Menschheit im Geburtskanal

Laut Frischbeck/Pinchbeck „komme es darauf an, die missliche Lage auszuhalten und darauf zu warten, dass sich etwas Unvorhersehbares ereigne. Verzweifeln mag Daniel Pinchbeck darüber nicht. Im Gegenteil“. Er glaubt, diese Entwicklung sei derart perfekt terminiert und laufe sinnvoll ab wie ein Vorgang in der Evolutionsbiologie: „Wir folgen dabei vielleicht einem Programm oder einer Abfolge, so ähnlich wie bei der Entwicklung des Fötus, bei der die Mutter ihrem Kind in genauen Intervallen chemische Signale sendet bis hin zur Geburt. Was wir verstehen und artikulieren können, ist Teil des Programms, das der Code ausführt, während er sich selbst schreibt. Ich bin der Meinung, dass wir uns im Moment gerade im Geburtskanal befinden, auf dem Weg zur nächsten Schwelle unseres Erwachens, der nächsten Phase unseres Lebens als Spezies.“

Vorwort von Sting (Gordon Matthew Thomas Sumner)
„Unsere entfernten Vorfahren hätten wohl nie das Meer verlassen, wenn es vor gut 400 Millionen Jahren keine ökologische Krise gegeben hätte, die sie im Lauf von Generationen zwang, an Land zu gehen. Beim Blick auf die Geschichte unserer Spezies wird deutlich, dass wir uns nur durch Krisen weiterentwickeln. Wir machen auf individueller wie kollektiver Ebene nur dann Fortschritte, wenn wir uns außerhalb unserer Komfortzone befinden. Die Chronik der Entwicklung des Lebens auf Erden ist voll von kurzlebigen Arten, die sich den Veränderungen nicht anpassen konnten.
Und wir Menschen sind durch unseren zerstörerischen Einfluss auf den Planeten auf dem besten Wege, zu einer weiteren Spezies auf dieser Liste zu werden. Vielleicht braucht die Erde mal eine Pause von ihren krank machenden Gästen.
Daniel Pinchbecks Buch How soon is Now? befasst sich mit der enormen Diskrepanz zwischen den Auswirkungen unseres Tuns und der ökologischen Tragfähigkeit unserer Erde. Insgeheim wissen wir alle, dass der aktuelle Zustand nicht mehr lange aufrechterhalten werden kann, gibt es doch bereits zahlreiche Anzeichen des Zerfalls.
Während ich dies schreibe, befindet sich Großbritannien noch im Schockzustand nach dem „Brexit“, Der EU-Austritt des Vereinigten Königreichs kommt zu einer Zeit, in der die ganze Welt Einheit bräuchte, in der ein Angst schürender, die Klimaveränderung leugnender Milliardär der nächste Präsident der Vereinigten Staaten wird und in Alaska der Sommer früher kam als je zuvor.
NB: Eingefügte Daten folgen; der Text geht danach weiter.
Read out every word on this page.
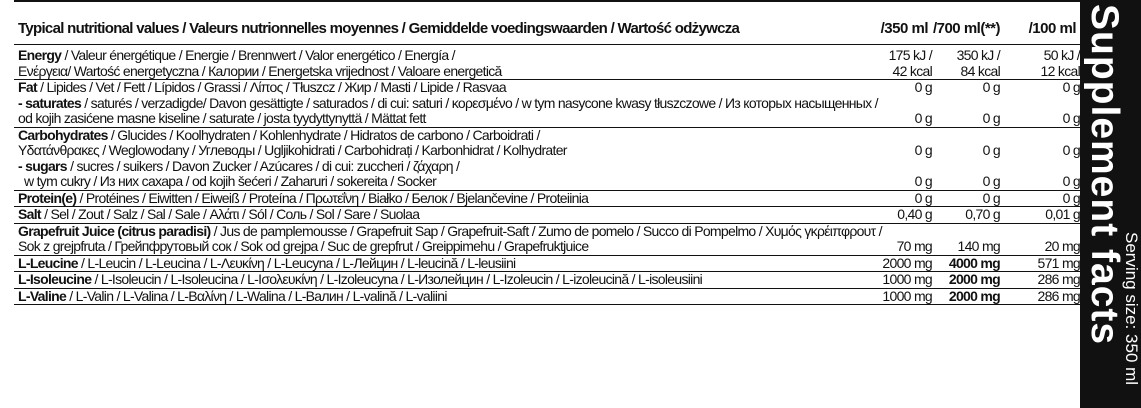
Typical nutritional values / Valeurs nutrionnelles moyennes / Gemiddelde voedingswaarden / Wartość odżywcza	/350 ml /700 ml(**) /100 ml
Energy / Valeur énergétique / Energie / Brennwert / Valor energético / Energía /	175 kJ /	350 kJ /	50 kJ /
Ενέργεια/ Wartość energetyczna / Калории / Energetska vrijednost / Valoare energetică	42 kcal	84 kcal	12 kcal
Fat / Lipides / Vet / Fett / Lípidos / Grassi / Λίπος / Tłuszcz / Жир / Masti / Lipide / Rasvaa	0 g	0 g	0 g
- saturates / saturés / verzadigde/ Davon gesättigte / saturados / di cui: saturi / κορεσμένο / w tym nasycone kwasy tłuszczowe / Из которых насыщенных /
od kojih zasićene masne kiseline / saturate / josta tyydyttynyttä / Mättat fett	0 g	0 g	0 g
Carbohydrates / Glucides / Koolhydraten / Kohlenhydrate / Hidratos de carbono / Carboidrati /
Υδατάνθρακες / Weglowodany / Углеводы / Ugljikohidrati / Carbohidrați / Karbonhidrat / Kolhydrater	0 g	0 g	0 g
- sugars / sucres / suikers / Davon Zucker / Azúcares / di cui: zuccheri / ζάχαρη /
w tym cukry / Из них сахара / od kojih šećeri / Zaharuri / sokereita / Socker	0 g	0 g	0 g
Protein(e) / Protéines / Eiwitten / Eiweiß / Proteína / Πρωτεΐνη / Białko / Белок / Bjelančevine / Proteiinia	0 g	0 g	0 g
Salt / Sel / Zout / Salz / Sal / Sale / Αλάτι / Sól / Соль / Sol / Sare / Suolaa	0,40 g	0,70 g	0,01 g
Grapefruit Juice (citrus paradisi) / Jus de pamplemousse / Grapefruit Sap / Grapefruit-Saft / Zumo de pomelo / Succo di Pompelmo / Χυμός γκρέιπφρουτ /
Sok z grejpfruta / Грейпфрутовый сок / Sok od grejpa / Suc de grepfrut / Greippimehu / Grapefruktjuice	70 mg	140 mg	20 mg
L-Leucine / L-Leucin / L-Leucina / L-Λευκίνη / L-Leucyna / L-Лейцин / L-leucină / L-leusiini	2000 mg	4000 mg	571 mg
L-Isoleucine / L-Isoleucin / L-Isoleucina / L-Ισολευκίνη / L-Izoleucyna / L-Изолейцин / L-Izoleucin / L-izoleucină / L-isoleusiini	1000 mg	2000 mg	286 mg
L-Valine / L-Valin / L-Valina / L-Βαλίνη / L-Walina / L-Валин / L-valină / L-valiini	1000 mg	2000 mg	286 mg Supplement facts
Serving size: 350 ml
Was auch immer am Ende die Folgen dieser Ereignisse sein werden, sie zeigen uns, dass wir nicht länger so weitermachen können wie bisher. Was uns heute als ‚normal‘ erscheint, wird keinen Bestand mehr haben. Und wir werden uns nicht mehr auf unsere zusammenbrechenden Institutionen verlassen können.
Viele Wissenschaftler, die sich mit der globalen Erwärmung beschäftigen, sind davon überzeugt, dass wir kurz vor dem Punkt stehen, an dem es kein Zurück mehr gibt. Obwohl die meisten von uns das Offensichtliche nicht wahrhaben wollen, brauchen wir jetzt den Mut, der Realität ins Auge zu blicken – nicht nur um unserer selbst willen, sondern auch für unsere Kinder und Enkel, die ebenfalls von der Klimaveränderung betroffen sein werden.
Was ich an diesem Buch sehr schätze, ist, dass es nicht mit erhobenem Zeigefinger daherkommt, was strategisch viel effektiver sein könnte als das übliche Benennen von Schuldigen. Auch wenn wir die Verursacher der schlimmsten Schäden nicht ungeschoren davonkommen lassen können, ist der wichtigste ‚Punkt doch der, dass wir alle Teil desselben Systems sind – eines Systems, das neu gestaltet werden muss.
In How soon is Now? zeigt Daniel, dass trotz aller realen Gefahren auch große Potenziale und Chancen in der heutigen Zeit liegen. Wir können diese Chancen jedoch nur dann nutzen, wenn wir den Mut haben, uns den Bedrohungen zu stellen, die unsere Existenz auf diesem Planeten gefährden, und gemeinsam dagegen vorgehen.“

Daniel Pinchbeck ist Philosoph, Futurist und Bestsellerautor von 2012. Die Rückkehr der gefiederten Schlange sowie Herausgeber des führenden Internetmagazins für spirituelle Transformation Reality Sandwich. Mit seiner Non-Profit-Organisation Center for Planetary Culture widmet er sich der Entwicklung alternativer Lösungsansätze für die drängendsten ökologischen, sozialen und politischen Probleme unserer Zeit. Pinchbecks Beiträge sind u.a. im New York Times Magazine, dem Rolling Stone, in The Village Voice und Esquire erschienen (www.pinchbeck.io).